The taoiseach – habitually a Guinness drinker – has spoken of how the Dáil bar allows him escape the ‘battlefield’ of politics.
It certainly provides refuge from the sort of instances that propelled him, and his drinking, back into the headlines. In October 2007, when he was already Fianna Fáil leader in waiting, he and Willie O’Dea spent a Saturday evening drinking in a Limerick pub.
Seeing the then finance minister propping up the bar with the defence minister was startling enough. But then there was the fact that the drinking session ended in O’Dea’s infamous exchange of words with a number of Shannon Airport workers.

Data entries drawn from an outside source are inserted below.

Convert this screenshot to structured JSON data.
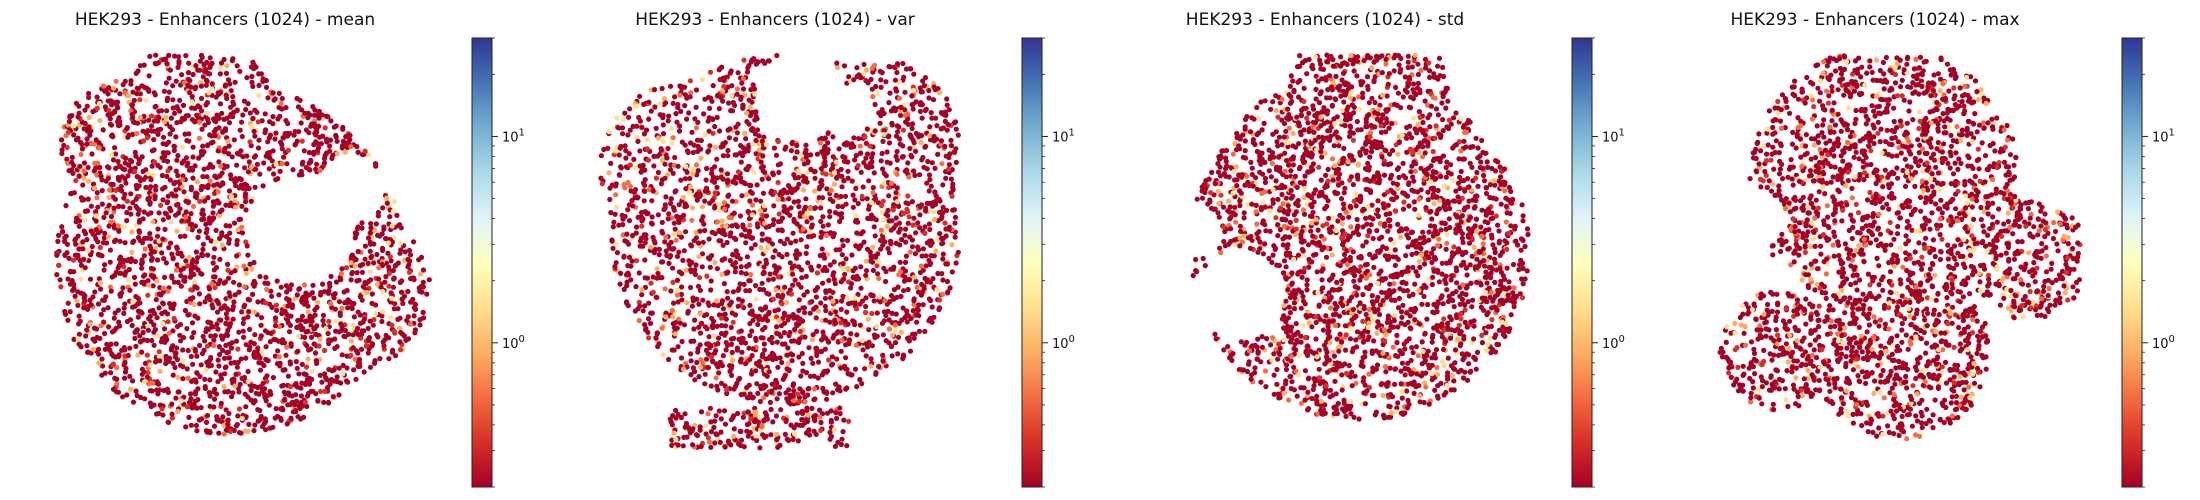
{
  "chart_data": [
    {
      "type": "scatter",
      "title": "HEK293 - Enhancers (1024) - mean",
      "xlabel": "",
      "ylabel": "",
      "colorbar": {
        "scale": "log",
        "colormap": "RdYlBu",
        "range": [
          0.2,
          30
        ],
        "ticks": [
          {
            "value": 1,
            "label": "10^0"
          },
          {
            "value": 10,
            "label": "10^1"
          }
        ]
      },
      "dominant_color": "#a50026",
      "n_points": 6000
    },
    {
      "type": "scatter",
      "title": "HEK293 - Enhancers (1024) - var",
      "xlabel": "",
      "ylabel": "",
      "colorbar": {
        "scale": "log",
        "colormap": "RdYlBu",
        "range": [
          0.2,
          30
        ],
        "ticks": [
          {
            "value": 1,
            "label": "10^0"
          },
          {
            "value": 10,
            "label": "10^1"
          }
        ]
      },
      "dominant_color": "#a50026",
      "n_points": 6000
    },
    {
      "type": "scatter",
      "title": "HEK293 - Enhancers (1024) - std",
      "xlabel": "",
      "ylabel": "",
      "colorbar": {
        "scale": "log",
        "colormap": "RdYlBu",
        "range": [
          0.2,
          30
        ],
        "ticks": [
          {
            "value": 1,
            "label": "10^0"
          },
          {
            "value": 10,
            "label": "10^1"
          }
        ]
      },
      "dominant_color": "#a50026",
      "n_points": 6000
    },
    {
      "type": "scatter",
      "title": "HEK293 - Enhancers (1024) - max",
      "xlabel": "",
      "ylabel": "",
      "colorbar": {
        "scale": "log",
        "colormap": "RdYlBu",
        "range": [
          0.2,
          30
        ],
        "ticks": [
          {
            "value": 1,
            "label": "10^0"
          },
          {
            "value": 10,
            "label": "10^1"
          }
        ]
      },
      "dominant_color": "#a50026",
      "n_points": 6000
    }
  ]
}
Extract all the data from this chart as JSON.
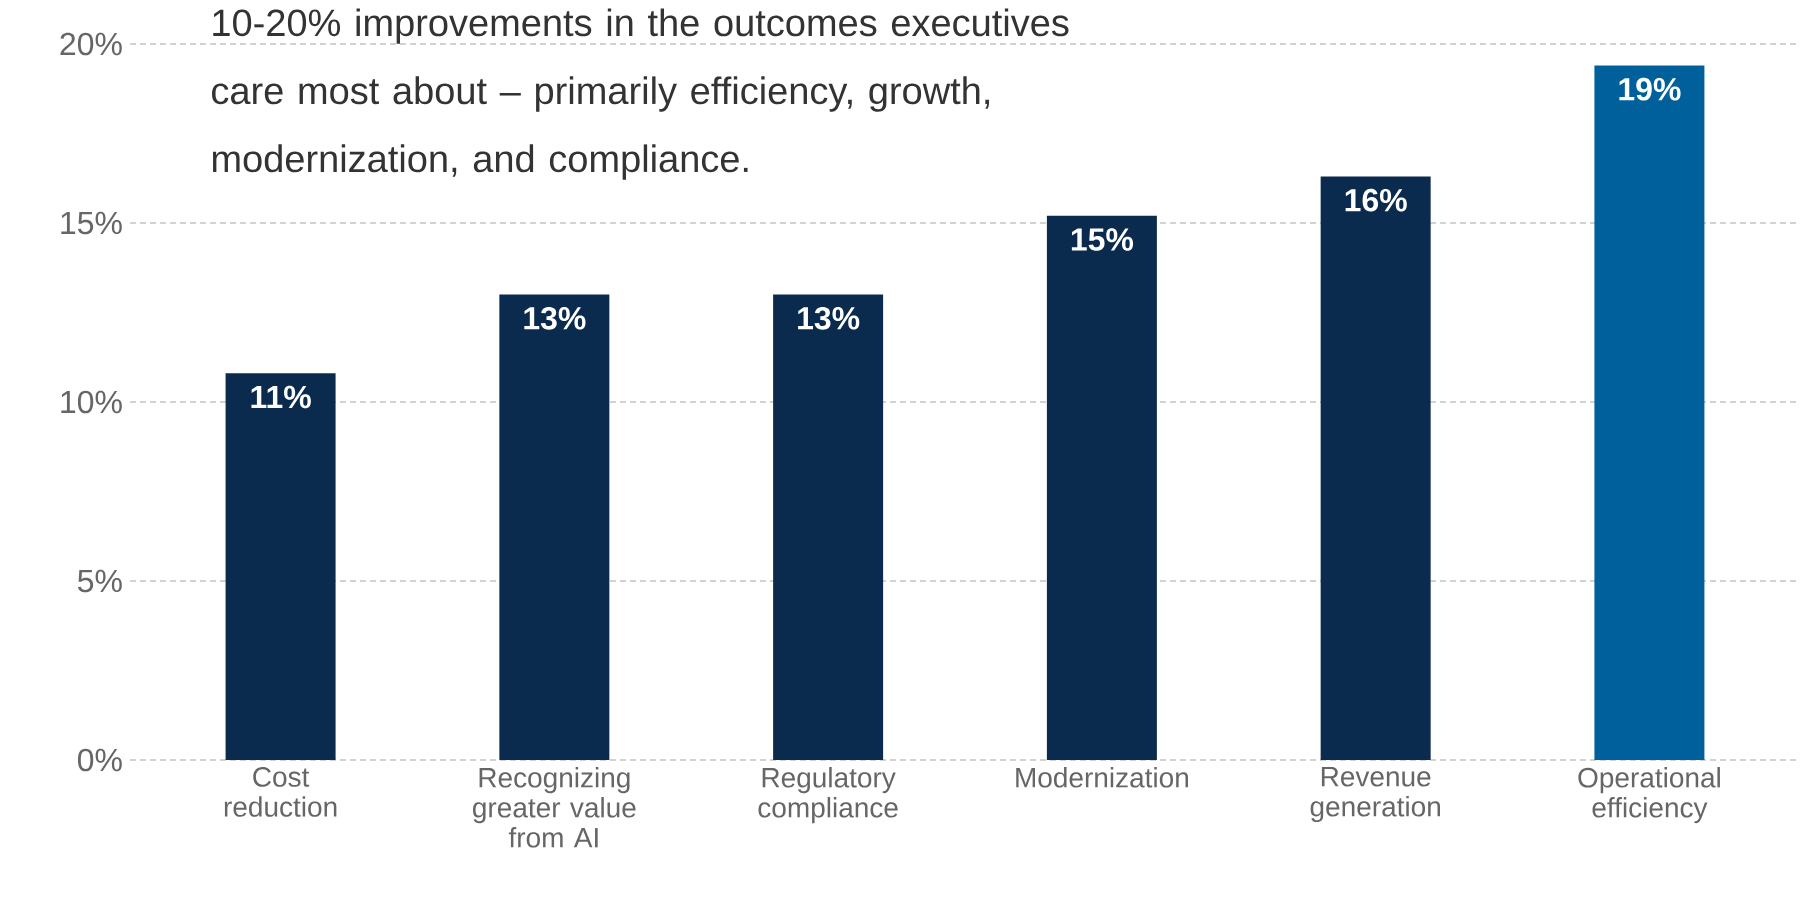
{
  "chart_data": {
    "type": "bar",
    "categories": [
      "Cost reduction",
      "Recognizing greater value from AI",
      "Regulatory compliance",
      "Modernization",
      "Revenue generation",
      "Operational efficiency"
    ],
    "values": [
      10.8,
      13,
      13,
      15.2,
      16.3,
      19.4
    ],
    "value_labels": [
      "11%",
      "13%",
      "13%",
      "15%",
      "16%",
      "19%"
    ],
    "colors": [
      "#0a2a4e",
      "#0a2a4e",
      "#0a2a4e",
      "#0a2a4e",
      "#0a2a4e",
      "#00609c"
    ],
    "ylim": [
      0,
      20
    ],
    "yticks": [
      {
        "value": 0,
        "label": "0%"
      },
      {
        "value": 5,
        "label": "5%"
      },
      {
        "value": 10,
        "label": "10%"
      },
      {
        "value": 15,
        "label": "15%"
      },
      {
        "value": 20,
        "label": "20%"
      }
    ],
    "grid": "y",
    "annotations": [
      "10-20% improvements in the outcomes executives care most about – primarily efficiency, growth, modernization, and compliance."
    ]
  }
}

In a November 2008 interview with Hot Press, Cowen admitted taking an hour with the ‘Dáil Bar Lobby Gang’ was an invaluable way to deal with the tension of the job.
While Albert Reynolds’s political buddies were refereed to as the Country and Western Gang, Cowen’s ever-decreasing group of trusted pals have been dubbed the Dáil Bar Lobby gang.

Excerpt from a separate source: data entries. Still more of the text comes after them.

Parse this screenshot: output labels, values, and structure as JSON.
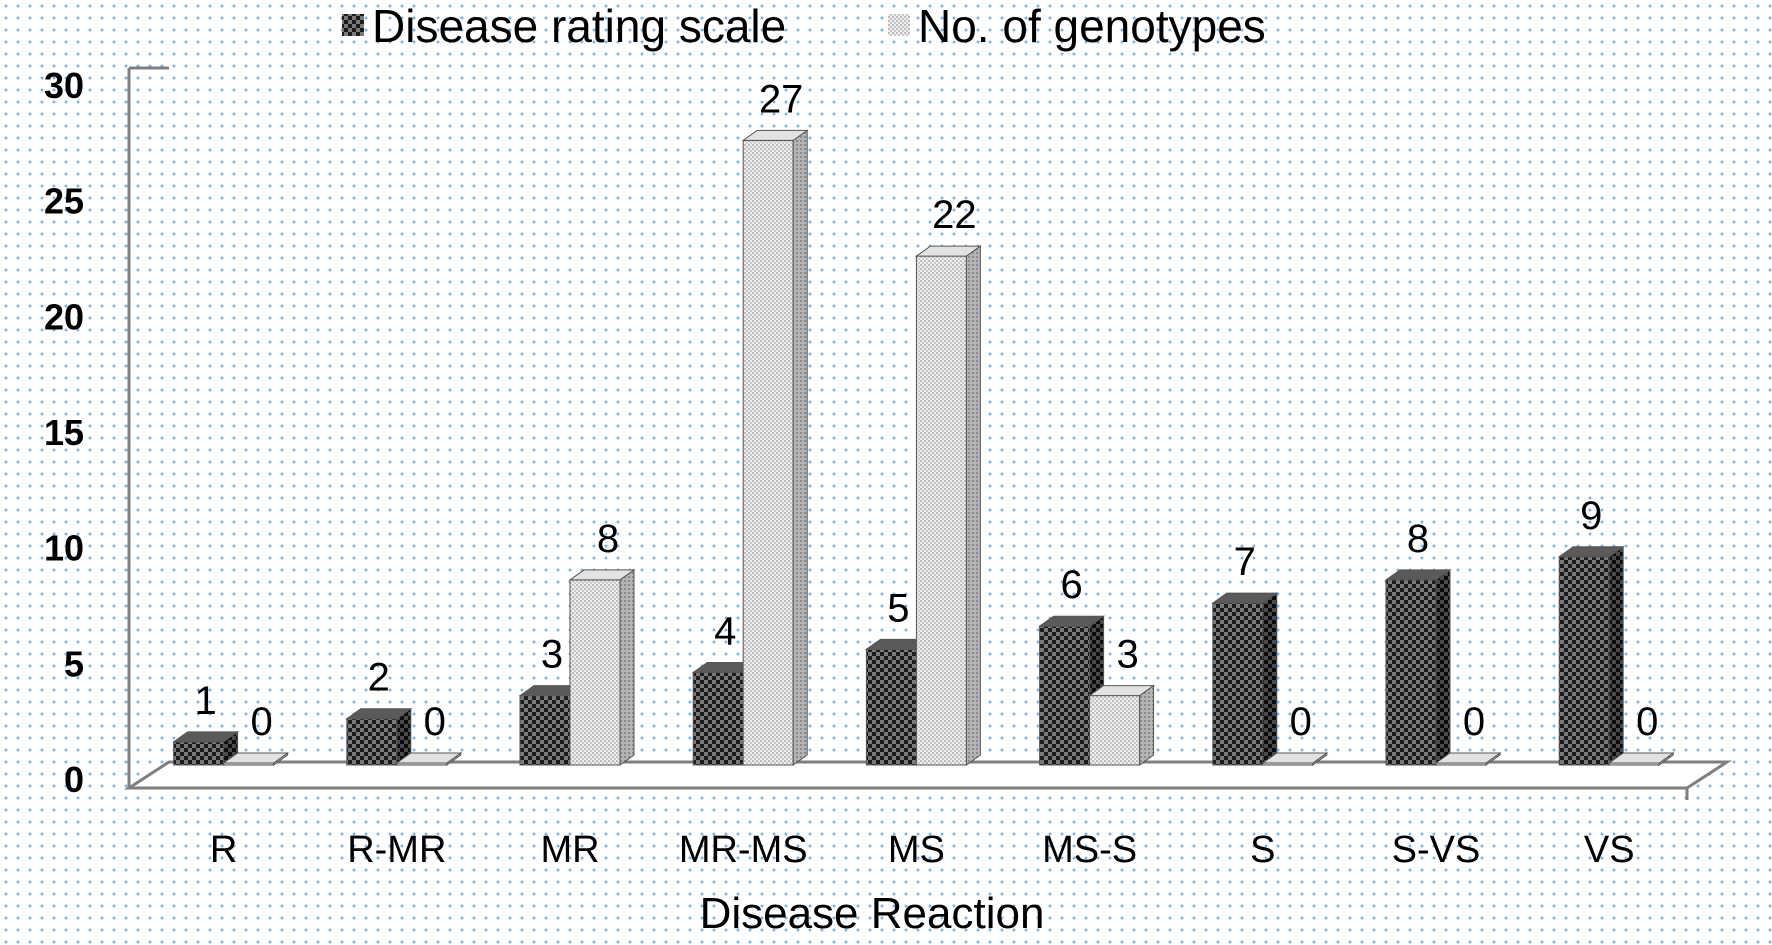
{
  "chart_data": {
    "type": "bar",
    "title": "",
    "xlabel": "Disease Reaction",
    "ylabel": "",
    "ylim": [
      0,
      30
    ],
    "yticks": [
      0,
      5,
      10,
      15,
      20,
      25,
      30
    ],
    "categories": [
      "R",
      "R-MR",
      "MR",
      "MR-MS",
      "MS",
      "MS-S",
      "S",
      "S-VS",
      "VS"
    ],
    "series": [
      {
        "name": "Disease rating scale",
        "values": [
          1,
          2,
          3,
          4,
          5,
          6,
          7,
          8,
          9
        ]
      },
      {
        "name": "No. of genotypes",
        "values": [
          0,
          0,
          8,
          27,
          22,
          3,
          0,
          0,
          0
        ]
      }
    ],
    "legend": "top-center",
    "grid": false,
    "three_d": true
  },
  "colors": {
    "axis": "#7f7f7f",
    "background_dots": "#7fb3e0",
    "series1_fill": "#3a3a3a",
    "series2_fill": "#d6d6d6"
  },
  "icons": {
    "series1_swatch": "checker-pattern-swatch",
    "series2_swatch": "dotted-pattern-swatch"
  }
}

He told the music magazine: ‘At the end of a long day, whether it’s there or somewhere else, you sit down with friends and relax and talk about everything – except politics.
‘You don’t talk about politics when you’re socialising.
‘It’s part of what you do to deal with the heavy workload. Also, you have friendships that span political parties.
‘I enjoy socialising. I enjoy relaxing with colleagues and the banter. A lot of it is relief of tension – take it handy for an hour and relax.
‘Don’t take yourself too seriously. It’s a good tonic. You can just sit down as individuals and chat about each other’s families and how things are going.
‘It doesn’t have to be this characterisation of a battlefield all the time.’ Cowen is also an accomplished and self-confessed mimic – although he has always been shy about naming who his favourite targets are. Indeed, he has always denied calling up a colleague one night pretending to be Charles Haughey.
He said: ‘It never happened but it shows you how stories can get legs. there are a lot of anecdotes, but I just feel that the Dáil bar is the only private bar in the country that you can go into as a members’ bar.
‘I find that we have heavy exposure, in terms of everybody knowing everything about us, so we should try to keep something sacrosanct.
‘What goes on in there, in terms of craic and anecdotes, is for there, and for the members.’ Just how much he indulges in mimicry of others these days is anybody’s guess. But he has since clearly grown tired of other people’s mimicry of him.
In March last year, it emerged that he had become less than impressed with Oliver Callan’s impersonation of him and his portrayal of him as a boorish drunk.
As a result the nob nation satirist was asked by the Gerry Ryan Show producer Siobhan Hough to tone his act down.
But the recent furore over his drinking is just the latest in a series of public comments on the issue.
In February this year, Gay Byrne attacked him over his drinking, questioning whether a bar stool in a local pub was any place for the head of government.
The former Late Late Show host said: ‘I question whether you can be Taoiseach and still sit up and have a pint in the local pub. You have to dignify the office.’
Like comments before and after, Cowen is believed to have regarded Byrne’s as a ‘low blow’.
Indeed, he appears to equate drinking as an integral part of characters and the colourful types he says Ireland needs.
But as he contemplates the reasons he was finally forced to apologise over Morning Ireland last night, only time will tell if he realises it’s more than colourful characters this country so desperately needs.